# The most boring snowblower on the forum?



## unknown1 (Dec 13, 2015)

This is probably the most boring snowblower on the forum.
However, it's possibly the easiest to start.
It's electric and takes a mains cable.

Model: 247.882901 
Serial: I159L2

Photos: https://photos.app.goo.gl/z5PlYqoKyM2OtNQR2


----------



## Kiss4aFrog (Nov 3, 2013)

Works nice on a higher deck where it's difficult to drag up a "regular" snowblower. I need to keep my back deck clear and it's about 7' off the ground and I've always thought a corded unit would be nice to do a path to the steps and steps for the dog.

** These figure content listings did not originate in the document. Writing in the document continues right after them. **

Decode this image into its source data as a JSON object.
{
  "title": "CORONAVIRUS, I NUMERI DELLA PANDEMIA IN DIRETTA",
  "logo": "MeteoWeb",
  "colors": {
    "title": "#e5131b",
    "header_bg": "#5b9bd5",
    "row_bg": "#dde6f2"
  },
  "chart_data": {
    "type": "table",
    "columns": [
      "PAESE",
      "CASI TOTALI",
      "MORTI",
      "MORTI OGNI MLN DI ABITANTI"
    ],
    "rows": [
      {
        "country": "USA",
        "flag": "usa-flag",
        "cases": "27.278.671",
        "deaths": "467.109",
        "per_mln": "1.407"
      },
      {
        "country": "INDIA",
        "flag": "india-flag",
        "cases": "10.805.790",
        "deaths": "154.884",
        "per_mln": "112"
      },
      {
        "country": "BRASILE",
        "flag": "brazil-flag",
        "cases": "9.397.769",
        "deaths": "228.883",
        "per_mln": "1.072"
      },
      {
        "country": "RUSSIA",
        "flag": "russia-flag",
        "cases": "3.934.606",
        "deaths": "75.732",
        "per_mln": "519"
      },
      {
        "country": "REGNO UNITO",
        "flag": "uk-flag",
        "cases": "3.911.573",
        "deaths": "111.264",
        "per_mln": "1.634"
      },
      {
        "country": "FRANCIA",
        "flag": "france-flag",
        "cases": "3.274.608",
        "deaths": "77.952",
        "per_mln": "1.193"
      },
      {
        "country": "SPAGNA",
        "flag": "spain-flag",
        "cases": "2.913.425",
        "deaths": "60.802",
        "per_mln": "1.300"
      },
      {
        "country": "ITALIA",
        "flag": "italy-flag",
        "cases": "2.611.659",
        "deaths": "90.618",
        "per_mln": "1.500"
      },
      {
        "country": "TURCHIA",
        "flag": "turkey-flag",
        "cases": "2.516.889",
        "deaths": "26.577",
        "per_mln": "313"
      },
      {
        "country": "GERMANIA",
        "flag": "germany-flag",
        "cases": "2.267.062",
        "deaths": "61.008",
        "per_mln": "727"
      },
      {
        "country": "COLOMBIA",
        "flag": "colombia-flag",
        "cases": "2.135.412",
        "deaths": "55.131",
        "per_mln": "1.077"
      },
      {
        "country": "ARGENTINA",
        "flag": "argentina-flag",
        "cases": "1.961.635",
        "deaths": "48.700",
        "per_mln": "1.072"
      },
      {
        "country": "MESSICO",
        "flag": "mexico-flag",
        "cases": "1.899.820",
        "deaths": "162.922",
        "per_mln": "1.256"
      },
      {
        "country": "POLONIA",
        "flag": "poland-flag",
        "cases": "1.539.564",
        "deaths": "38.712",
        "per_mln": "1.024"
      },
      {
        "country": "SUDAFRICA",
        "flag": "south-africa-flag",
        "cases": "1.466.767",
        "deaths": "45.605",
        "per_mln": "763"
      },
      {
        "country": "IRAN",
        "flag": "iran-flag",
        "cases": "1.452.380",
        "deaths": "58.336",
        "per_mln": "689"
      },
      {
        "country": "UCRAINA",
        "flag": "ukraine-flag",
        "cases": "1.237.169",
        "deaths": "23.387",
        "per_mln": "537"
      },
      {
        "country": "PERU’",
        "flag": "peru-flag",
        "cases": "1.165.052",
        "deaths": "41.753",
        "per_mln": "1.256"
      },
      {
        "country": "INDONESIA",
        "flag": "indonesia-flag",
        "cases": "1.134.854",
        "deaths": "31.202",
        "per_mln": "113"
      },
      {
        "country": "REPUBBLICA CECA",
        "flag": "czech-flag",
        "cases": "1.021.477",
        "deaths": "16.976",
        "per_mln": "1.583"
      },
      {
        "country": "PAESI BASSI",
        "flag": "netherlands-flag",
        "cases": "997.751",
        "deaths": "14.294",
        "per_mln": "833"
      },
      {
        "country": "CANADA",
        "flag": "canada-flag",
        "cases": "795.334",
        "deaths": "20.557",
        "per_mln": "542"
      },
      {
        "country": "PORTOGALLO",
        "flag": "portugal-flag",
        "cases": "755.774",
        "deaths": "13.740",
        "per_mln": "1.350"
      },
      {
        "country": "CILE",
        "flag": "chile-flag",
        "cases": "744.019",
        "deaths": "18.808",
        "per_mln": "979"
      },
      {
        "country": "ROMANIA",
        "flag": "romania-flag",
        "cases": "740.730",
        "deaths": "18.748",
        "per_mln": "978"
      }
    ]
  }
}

Just leave it plugged in under the eve at the side of the sliding door ready to go.


----------



## unknown1 (Dec 13, 2015)

Kiss4aFrog said:


> ...I need to keep my back deck clear and it's about 7' off the ground ...


Maybe a little Toro Power Shovel would work well too for a deck or patio in light snow... Super light, carry it in one hand.
Photos:https://photos.app.goo.gl/xhrlJdJRbeWP8x6b2

This guy says he uses it up to 10 inches


----------



## UNDERTAKER (Dec 30, 2013)

*This works good for the deck also. and best of all it is boring.:tongue4: https://www.toro.com/en/homeowner/snow-blowers/1800-power-curve-38381 *


----------